Este verano las lluvias llegaron con enorme fuerza. Rápidamente, los ríos rebalsaron sus cauces y empezaron las inundaciones y los deslizamientos de tierra (llamados huaycos) que se llevaron todo por delante: puentes, viviendas y vidas desaparecieron entre la furia del barro[1]. Al presente, el saldo trágico de pérdidas humanas y económicas del llamado “Niño costero” es considerable y seguirá creciendo[2].
La reacción del Estado y la sociedad peruana presenta un caleidoscopio de elementos brillantes y opacos. Lo mejor y lo peor de nosotros en acción. La masiva solidaridad ciudadana versus el oportunismo de algunos políticos o empresarios. El esfuerzo denodado de sectores del Estado contrastando con la ineptitud de otros. Autoridades que no temen ensuciarse los zapatos mientras otras esquivan responsabilidades. La imprevisión y desorganización compensada por el tesón y aguante que tenemos los peruanos ante la adversidad.
Probablemente “el Niño costero” durara hasta junio, así que un balance final del desastre queda pendiente. Sin embargo, ya hay algunos elementos sobre los cuales reflexionar:
Perú tiene una larga historia de fenómenos extremos, incluyendo al “Niño costero”, cuya presencia en nuestras costas se ha registrado por siglos[3]. Por ello, aunque este es un fenómeno natural, el desastre es político y social. Al Perú lo golpea no sólo la naturaleza sino también el descuido.

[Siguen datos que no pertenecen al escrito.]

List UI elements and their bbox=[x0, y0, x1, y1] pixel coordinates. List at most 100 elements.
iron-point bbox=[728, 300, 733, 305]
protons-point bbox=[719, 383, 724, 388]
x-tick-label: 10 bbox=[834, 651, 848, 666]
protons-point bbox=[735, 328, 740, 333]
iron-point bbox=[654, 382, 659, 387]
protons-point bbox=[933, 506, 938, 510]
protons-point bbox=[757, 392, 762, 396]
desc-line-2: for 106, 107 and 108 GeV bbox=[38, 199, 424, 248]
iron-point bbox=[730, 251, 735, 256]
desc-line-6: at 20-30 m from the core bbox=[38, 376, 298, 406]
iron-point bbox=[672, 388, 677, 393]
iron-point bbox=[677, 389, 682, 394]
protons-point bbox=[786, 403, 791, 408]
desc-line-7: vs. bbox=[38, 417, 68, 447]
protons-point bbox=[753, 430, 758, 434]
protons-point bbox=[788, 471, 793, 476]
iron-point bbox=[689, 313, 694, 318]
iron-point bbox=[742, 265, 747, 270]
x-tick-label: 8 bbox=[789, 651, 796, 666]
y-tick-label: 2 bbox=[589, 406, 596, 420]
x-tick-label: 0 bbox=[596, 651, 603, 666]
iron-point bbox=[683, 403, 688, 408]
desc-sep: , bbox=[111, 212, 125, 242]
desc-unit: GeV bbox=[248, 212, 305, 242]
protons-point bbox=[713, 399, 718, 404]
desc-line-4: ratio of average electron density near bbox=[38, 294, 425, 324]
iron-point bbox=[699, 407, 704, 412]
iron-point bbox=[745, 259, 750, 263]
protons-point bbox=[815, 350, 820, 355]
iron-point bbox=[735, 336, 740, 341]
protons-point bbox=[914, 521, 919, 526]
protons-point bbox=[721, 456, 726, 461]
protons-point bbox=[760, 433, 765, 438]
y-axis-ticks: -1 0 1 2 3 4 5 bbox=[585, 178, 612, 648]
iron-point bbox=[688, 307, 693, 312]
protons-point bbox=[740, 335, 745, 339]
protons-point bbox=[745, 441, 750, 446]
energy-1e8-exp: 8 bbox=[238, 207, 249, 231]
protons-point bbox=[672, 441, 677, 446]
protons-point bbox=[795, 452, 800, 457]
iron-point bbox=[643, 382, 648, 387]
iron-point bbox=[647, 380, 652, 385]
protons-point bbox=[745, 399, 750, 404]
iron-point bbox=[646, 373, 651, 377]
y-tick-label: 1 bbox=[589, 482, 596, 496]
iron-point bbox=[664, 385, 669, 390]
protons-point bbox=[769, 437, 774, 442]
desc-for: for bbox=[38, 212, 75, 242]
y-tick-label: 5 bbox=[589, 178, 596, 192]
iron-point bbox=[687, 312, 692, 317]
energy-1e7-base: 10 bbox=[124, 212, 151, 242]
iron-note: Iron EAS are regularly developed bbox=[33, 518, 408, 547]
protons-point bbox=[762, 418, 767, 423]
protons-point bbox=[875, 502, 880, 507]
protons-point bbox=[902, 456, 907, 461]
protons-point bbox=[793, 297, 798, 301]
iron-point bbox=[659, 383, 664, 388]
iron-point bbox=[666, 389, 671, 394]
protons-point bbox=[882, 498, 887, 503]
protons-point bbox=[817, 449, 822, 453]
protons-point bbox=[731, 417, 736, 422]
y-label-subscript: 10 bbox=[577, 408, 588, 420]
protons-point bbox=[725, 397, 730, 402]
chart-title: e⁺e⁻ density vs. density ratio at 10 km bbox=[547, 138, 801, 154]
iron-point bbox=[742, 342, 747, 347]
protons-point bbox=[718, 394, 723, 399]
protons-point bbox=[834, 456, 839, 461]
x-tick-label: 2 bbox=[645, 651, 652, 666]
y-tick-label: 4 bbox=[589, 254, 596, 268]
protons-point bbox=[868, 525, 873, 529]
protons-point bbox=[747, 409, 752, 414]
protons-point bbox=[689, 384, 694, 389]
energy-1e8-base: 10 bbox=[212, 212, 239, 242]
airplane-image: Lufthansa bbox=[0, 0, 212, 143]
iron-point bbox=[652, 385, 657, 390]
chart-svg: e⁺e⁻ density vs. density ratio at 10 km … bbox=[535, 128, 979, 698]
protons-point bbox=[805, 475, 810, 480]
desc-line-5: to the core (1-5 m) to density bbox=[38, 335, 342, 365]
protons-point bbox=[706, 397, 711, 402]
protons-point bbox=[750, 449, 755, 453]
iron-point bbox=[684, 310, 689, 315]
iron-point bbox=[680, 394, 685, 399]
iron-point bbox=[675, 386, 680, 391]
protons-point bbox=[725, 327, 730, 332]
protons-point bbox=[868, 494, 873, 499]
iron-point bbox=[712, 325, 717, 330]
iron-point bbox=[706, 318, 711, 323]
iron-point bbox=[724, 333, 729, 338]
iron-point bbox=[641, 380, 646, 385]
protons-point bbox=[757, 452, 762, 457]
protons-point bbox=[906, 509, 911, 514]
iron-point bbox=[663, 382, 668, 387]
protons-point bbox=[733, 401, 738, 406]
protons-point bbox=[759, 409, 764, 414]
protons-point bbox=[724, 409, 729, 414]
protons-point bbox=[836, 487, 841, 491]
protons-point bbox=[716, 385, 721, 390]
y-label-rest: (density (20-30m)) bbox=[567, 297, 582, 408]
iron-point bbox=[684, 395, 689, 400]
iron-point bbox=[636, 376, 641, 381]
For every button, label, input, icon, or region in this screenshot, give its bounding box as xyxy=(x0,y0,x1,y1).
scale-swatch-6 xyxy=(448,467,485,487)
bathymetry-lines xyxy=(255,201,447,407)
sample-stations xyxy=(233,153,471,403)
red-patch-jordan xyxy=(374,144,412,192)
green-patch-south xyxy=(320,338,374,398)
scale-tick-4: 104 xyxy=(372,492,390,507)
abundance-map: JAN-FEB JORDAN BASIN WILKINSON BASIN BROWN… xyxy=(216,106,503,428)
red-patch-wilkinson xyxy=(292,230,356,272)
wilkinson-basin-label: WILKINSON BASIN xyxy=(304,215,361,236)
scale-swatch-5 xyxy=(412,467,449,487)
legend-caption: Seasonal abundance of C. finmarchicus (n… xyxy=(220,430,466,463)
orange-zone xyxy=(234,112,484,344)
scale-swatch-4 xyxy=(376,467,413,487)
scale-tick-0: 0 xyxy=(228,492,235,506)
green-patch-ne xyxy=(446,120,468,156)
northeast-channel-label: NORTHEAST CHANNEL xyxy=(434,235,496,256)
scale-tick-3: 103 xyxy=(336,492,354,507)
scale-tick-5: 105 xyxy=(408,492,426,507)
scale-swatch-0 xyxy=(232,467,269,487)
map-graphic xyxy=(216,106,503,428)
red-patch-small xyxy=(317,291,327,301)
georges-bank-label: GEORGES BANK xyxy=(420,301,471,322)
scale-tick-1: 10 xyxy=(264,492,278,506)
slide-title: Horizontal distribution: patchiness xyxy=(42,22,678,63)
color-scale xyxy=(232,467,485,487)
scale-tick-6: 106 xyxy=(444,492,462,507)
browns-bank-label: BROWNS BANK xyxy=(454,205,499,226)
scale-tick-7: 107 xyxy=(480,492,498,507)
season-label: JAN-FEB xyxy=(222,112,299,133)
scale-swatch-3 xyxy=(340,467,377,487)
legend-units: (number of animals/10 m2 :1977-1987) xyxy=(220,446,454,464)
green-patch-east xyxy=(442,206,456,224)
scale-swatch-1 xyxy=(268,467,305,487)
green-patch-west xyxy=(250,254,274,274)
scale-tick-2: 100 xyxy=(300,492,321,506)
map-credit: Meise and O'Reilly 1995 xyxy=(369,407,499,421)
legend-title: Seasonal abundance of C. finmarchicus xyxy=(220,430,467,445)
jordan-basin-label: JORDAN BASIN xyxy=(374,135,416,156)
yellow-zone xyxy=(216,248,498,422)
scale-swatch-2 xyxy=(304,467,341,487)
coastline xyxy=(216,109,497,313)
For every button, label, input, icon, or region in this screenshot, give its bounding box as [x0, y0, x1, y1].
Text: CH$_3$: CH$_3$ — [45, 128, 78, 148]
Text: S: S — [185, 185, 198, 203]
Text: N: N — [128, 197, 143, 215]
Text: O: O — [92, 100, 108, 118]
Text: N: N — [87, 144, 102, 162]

En un país altamente vulnerable la prevención y atención de desastres recibe apenas 0,5% del presupuesto público[4]. Peor aún, este 2017 esta magra asignación se redujo a un tercio[5]. Lima Metropolitana es la segunda ciudad más grande del mundo en zona desértica; sin embargo, proyectos para mejorar el suministro de agua están encarpetados. Nos empeñamos en construir en las quebradas y medio millón de personas viven en zonas por donde pasaran, tarde o temprano, los huaycos[6]. Ahora, con el desastre en marcha se anuncian planes, regulaciones y miles de millones para la reconstrucción. Pero el daño está hecho.
Hemos tenido un crecimiento económico considerable gracias al auge de las materias primas. En lo social también se han dado avances importantes: se redujo la pobreza, los servicios básicos ampliaron cobertura, se invirtió más en educación y salud. Ello alimenta un discurso oficial optimista: Perú, el “milagro económico”, reflejándose en la promesa del presidente Kuczynski de que el Perú ingresará a la OCDE[7].
Pero esta visión halagüeña minimiza nuestras carencias y problemas estructurales. Se ha alimentado una mentalidad de “piloto automático”, donde el desarrollo llega inercialmente. Así, sucesivos gobiernos descuidaron reformas claves, como la tributaria. Somos el alumno que no estudia y espera al examen con la ciega esperanza de aprobar.
Si el “Niño Costero” es un examen de nuestra capacidad para enfrentar fenómenos extremos, entonces como Estado y sociedad tenemos nota aplazada. Pese a los esfuerzos y sacrificios de muchos, hemos fallado prever y reaccionar. Nuestra pretensión de país desarrollado se la llevaron los huaycos.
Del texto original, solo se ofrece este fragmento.